While traditional advertising such as TV spots and newspaper ads, as well as digital marketing such as sponsored links on Google, can build brand awareness, they increasingly do not resonate with target audiences. This is especially true among the 18-29 demographic, a group that’s notoriously suspicious of advertising and well aware of the proliferation of fake positive (and negative) reviews. While there’s no single formula for word-of-mouth success, it often starts with creating a culture that encourages consumers to in buying decisions.

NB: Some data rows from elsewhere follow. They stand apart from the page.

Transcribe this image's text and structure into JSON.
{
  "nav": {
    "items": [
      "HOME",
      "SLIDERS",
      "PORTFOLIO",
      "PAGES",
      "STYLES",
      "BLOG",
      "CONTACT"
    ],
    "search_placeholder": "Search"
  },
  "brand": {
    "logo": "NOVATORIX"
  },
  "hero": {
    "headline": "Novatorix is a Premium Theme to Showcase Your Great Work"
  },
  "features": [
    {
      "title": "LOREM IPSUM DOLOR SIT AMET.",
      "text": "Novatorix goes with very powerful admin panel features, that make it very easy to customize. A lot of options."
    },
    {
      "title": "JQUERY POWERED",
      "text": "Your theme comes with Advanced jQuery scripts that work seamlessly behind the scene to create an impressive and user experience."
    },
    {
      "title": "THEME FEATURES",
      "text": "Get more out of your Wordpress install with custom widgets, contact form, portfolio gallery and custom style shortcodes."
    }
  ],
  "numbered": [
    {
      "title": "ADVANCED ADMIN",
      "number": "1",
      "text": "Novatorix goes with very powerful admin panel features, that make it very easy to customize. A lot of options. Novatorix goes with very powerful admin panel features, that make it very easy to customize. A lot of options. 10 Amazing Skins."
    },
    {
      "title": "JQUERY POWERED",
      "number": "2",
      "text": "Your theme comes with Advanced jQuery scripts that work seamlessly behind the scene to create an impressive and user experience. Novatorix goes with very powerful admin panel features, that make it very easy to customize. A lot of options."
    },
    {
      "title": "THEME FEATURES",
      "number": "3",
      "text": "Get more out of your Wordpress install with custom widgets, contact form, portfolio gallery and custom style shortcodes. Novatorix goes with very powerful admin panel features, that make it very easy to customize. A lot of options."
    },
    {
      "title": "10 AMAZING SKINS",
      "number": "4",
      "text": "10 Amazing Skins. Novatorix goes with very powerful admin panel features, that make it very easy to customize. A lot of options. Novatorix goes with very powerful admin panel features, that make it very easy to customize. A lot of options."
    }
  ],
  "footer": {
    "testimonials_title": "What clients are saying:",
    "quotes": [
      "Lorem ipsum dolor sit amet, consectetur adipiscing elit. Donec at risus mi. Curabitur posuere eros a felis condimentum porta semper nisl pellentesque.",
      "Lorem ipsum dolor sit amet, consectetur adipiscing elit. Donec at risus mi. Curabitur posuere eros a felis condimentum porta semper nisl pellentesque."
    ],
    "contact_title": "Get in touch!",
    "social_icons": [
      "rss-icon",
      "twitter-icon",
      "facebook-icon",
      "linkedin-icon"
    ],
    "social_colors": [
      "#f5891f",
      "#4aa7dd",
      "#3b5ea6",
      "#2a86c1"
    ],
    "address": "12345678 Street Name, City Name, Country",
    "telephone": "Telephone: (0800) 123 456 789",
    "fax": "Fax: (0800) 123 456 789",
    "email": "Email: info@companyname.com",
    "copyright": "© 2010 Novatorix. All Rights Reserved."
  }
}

Word-of-mouth referrals stem naturally from an unparalleled customer experience that fosters clients’ identification with a brand.
I think, marketers must understand that Indians are intuitively value-laden and would think twice behind splurging on a Louis Vuitton bag or an Armani suit. While the reality of the luxury market is there, the price points are not there. Indians are not into buying random luxury products and there is no repeat purchase behavior happening either.